Yep. Carson knew he was losing the battle over who had the better personal life, so he had no choice but to play the PhD card.
Joe and his bachelor’s degree couldn’t counter it, so he squeezed Faye’s hand a little tighter and scrolled through his phone for more kid pictures that were even cuter, if such a thing could be possible. It was time for Faye to stop this.
“Joe hasn’t been home to Oklahoma in years, and I’ve never been here at all. Let’s get out of this truck and look at it before it’s too dark to see.”
***
The three archaeologists walked away from the pickup and the excavation and the dead body of Sophia Townsend.
They followed a faint path, almost a rabbit’s trail, that led through the thick woods surrounding Carson’s worksite. A recent wildfire had burned through the underbru
sh, leaving a black swath that was rapidly going green with new growth. The burned area crossed the narrow path and extended through the woods away from the excavation.
A clear creek skirted the base of the hill where they stood. Faye saw no dramatic scenery, no craggy mountains or rushing river, only pastures and hay fields stretching out toward a line of low hills. The whole scene was overwhelmingly green, with the earthy soil of new-plowed fields and the near-black of the far hills offering a sharp contrast. A charcoal gray cloud billowed on the west horizon. Faye couldn’t have said why the silver-blue sky looked enormous, but it did.

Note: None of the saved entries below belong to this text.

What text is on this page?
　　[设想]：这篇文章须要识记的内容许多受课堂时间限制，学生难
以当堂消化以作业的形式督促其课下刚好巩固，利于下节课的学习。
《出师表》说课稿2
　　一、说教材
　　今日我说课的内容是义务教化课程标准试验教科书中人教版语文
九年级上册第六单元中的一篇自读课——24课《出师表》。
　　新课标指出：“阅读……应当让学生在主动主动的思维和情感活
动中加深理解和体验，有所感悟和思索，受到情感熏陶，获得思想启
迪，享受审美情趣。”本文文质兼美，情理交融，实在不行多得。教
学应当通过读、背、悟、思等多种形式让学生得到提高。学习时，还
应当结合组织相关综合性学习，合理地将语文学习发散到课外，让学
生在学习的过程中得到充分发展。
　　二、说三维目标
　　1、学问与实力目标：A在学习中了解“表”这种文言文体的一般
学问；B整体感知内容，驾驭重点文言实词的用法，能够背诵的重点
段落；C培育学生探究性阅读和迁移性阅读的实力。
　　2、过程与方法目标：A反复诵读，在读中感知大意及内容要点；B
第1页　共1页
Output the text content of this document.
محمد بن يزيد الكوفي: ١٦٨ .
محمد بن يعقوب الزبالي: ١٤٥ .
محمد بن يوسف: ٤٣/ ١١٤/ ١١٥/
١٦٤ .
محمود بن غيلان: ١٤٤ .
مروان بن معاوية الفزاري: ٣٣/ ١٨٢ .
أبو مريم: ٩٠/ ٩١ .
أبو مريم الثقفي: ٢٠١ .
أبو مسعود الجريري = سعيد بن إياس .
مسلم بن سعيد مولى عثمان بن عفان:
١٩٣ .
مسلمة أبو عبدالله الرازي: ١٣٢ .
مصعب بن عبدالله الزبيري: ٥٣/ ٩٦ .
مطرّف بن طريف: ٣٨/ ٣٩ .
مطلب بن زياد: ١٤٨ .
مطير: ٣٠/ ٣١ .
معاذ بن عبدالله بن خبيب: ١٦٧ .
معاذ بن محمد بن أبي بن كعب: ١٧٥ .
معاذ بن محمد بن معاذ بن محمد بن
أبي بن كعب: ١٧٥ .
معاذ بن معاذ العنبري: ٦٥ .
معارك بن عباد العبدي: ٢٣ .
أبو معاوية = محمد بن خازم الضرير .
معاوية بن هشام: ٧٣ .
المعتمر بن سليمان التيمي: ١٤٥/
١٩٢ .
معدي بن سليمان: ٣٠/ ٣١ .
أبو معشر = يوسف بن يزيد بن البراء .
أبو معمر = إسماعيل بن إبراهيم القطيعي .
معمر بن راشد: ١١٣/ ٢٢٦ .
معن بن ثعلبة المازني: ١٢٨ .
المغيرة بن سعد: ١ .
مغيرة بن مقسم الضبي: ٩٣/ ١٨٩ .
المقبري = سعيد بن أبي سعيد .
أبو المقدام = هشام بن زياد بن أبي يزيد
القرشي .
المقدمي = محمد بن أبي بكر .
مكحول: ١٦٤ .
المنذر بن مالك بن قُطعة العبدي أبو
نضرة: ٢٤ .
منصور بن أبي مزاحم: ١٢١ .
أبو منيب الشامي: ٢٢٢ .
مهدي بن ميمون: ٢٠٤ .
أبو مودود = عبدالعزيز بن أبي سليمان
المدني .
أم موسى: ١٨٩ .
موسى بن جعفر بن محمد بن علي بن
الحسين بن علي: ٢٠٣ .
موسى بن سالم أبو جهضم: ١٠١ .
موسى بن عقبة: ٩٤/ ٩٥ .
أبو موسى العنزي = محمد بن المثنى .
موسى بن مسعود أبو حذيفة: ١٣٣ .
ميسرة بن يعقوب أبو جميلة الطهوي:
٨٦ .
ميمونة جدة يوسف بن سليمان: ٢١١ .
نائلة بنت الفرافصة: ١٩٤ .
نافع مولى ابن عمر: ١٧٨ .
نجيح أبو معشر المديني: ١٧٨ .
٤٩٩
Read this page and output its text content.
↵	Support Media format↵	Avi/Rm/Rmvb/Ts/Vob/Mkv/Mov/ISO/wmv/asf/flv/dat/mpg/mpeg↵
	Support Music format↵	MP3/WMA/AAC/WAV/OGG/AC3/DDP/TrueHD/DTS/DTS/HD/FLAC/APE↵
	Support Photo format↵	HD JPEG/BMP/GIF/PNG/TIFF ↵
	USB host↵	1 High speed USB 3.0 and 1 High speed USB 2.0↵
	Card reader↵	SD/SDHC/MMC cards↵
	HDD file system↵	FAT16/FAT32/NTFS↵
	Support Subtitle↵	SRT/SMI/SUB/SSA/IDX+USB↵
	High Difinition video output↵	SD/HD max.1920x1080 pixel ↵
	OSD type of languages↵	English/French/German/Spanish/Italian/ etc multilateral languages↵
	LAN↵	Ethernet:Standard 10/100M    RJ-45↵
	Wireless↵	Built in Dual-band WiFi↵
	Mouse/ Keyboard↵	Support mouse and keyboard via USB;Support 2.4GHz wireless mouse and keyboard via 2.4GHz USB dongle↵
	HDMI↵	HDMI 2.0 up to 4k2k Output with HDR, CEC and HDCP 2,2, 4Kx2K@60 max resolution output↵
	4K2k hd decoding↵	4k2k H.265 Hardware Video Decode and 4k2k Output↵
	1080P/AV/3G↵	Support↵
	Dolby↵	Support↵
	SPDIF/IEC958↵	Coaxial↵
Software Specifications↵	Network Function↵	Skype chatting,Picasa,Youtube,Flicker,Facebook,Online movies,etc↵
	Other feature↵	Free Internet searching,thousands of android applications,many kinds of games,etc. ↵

Joe was looking around, spinning in a slow circle to drink it all in. Until this moment, she’d had no idea that he was homesick.
They stood silent for five minutes or more until Carson raised a hand and pointed east.
“The mounds at Spiro are that way, as the crow flies. Spiro is said to be the westernmost Mississippian outpost of any significance—but the spot where we’re working is indisputably west of Spiro. You know what that means?”
“If you find something significant, you win,” Joe said. “That’s what it means. You’ll rewrite that part of the history books.”
“Maybe we did it today. Maybe that figurine and that little pearl were what I came here to find.”
Yep. They were back to establishing primacy, but this time they were competing with the entire field of archaeology, instead of with each other. Faye figured that was progress.
Carson was finished with talking about his personal life, since Joe was winning in that arena, but he could talk all day about archaeology.
“We know that the people at Sylacauga traded with Mississippian cultures as far away as Ohio. We’ve found the lithics to prove it.” he said. “Well, Dr. Townsend did, back in eighty-seven. It beggars the imagination to think that they weren’t in touch with the people at Spiro, just a day or two away by canoe. Frankly, I think they were the Spiro people.”